Basile points out that even in a jet, the surfaces are heated by robbing air from the engine. “You’re taking a significant portion of available thrust away,” he says.

Gill remembers his first climb through icing clouds in an Embraer Phenom jet. Climb performance went from its usual 4,000 feet per minute to about 800. “I was blown away by how much engine performance was taken away just to get those wings hot,” he says.

Experts agree, then, that the best strategy for surviving an encounter with icing conditions is to exit them. 
A lateral deviation to visual meteorological conditions is always a good bet if the icing is localized. If that’s not possible, climbing or descending just a few thousand feet may solve the problem. Many icing layers are shallow. CFI Miller says he advises students to think about climbing first and descending later. “If I ­descend and icing gets worse, I know I have made a wrong decision, so I need to climb back up. However, by that time, I may have enough ice that I am not able to do that,” he says. “On the other hand, if my first choice is to climb and that turns out to be a wrong decision, will I have any difficulty getting the airplane lower? No. Gravity is on my side at that point.”

That analysis assumes that descent remains an option. Sometimes that’s not the case, and so an essential part of preflight planning is looking at the terrain along your route.

“As an instrument pilot, you have to be aware of what you’re flying over,” Basile says. As terrain rises, so will minimums for en-route altitudes and vectoring, making an IFR descent impossible without declaring an emergency.

And declaring an emergency may be the smartest thing to do if your airplane isn’t equipped for ice or is unable to clear it. Schu credits her quick ­decision to declare an emergency as a major factor in saving her life.

Basile says he emphasizes the ­psychology of emergencies with his UND students. He says that even experienced pilots go through a mental process that’s like the seven stages of grief when an emergency such as icing occurs. There’s denial (this can’t be happening), then anger, bargaining, resignation (well, this just stinks) and, finally, acceptance: I have an emergency. I need to take control of the situation, and I need help.

“Successful pilots are able to go through all these steps faster. There are a lot of pilots who end up crashing because they’re still in denial,” he says.

So, by all means, summon your best piloting skills in an icing emergency. Keep your speed up and your angle of attack as close to zero as possible. Land without flaps to minimize the chance of a tailplane stall. Turn off the autopilot and manually run the trim back and forth so you can feel any control surfaces that may be starting to freeze. Learn how to land your airplane by looking out the side window in case you have conditions in which the front window is frosted over.

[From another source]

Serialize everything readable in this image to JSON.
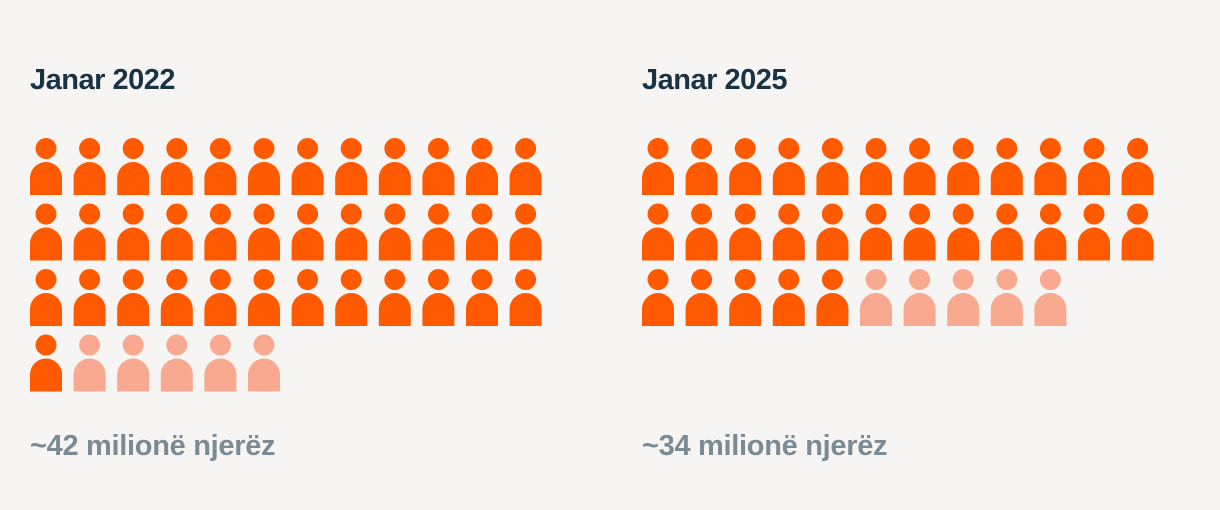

But get help first while you’re busy with all of that. Once you invoke the all-powerful authority of an emergency, you have permission to deviate from any regulation.

Some tools that our experts identified in an emergency are to ask the air traffic controller to activate low-altitude radar and give you a descent below minimum vectoring altitudes; let ATC violate separation standards to get you lower faster; ask for a radar-contact approach; and use the controller to help you find an airport with better weather and vector you there.

Schu says that emergencies, including icing, have become an essential part of her oral examination with prospective instrument, commercial and multiengine pilots.

“I’ve heard people say, ‘Well, I wasn’t too far from the ground. I figured I could handle [an emergency].’ Are you kidding me? You’re going to be number three in the pattern? If you just tell the controller, and you live through it, they’ll be so happy for you,” Schu says. People worry about all the paperwork that might come from ­admitting a mistake. “You know if you die,” she said, “there’s even ­more paperwork for them.”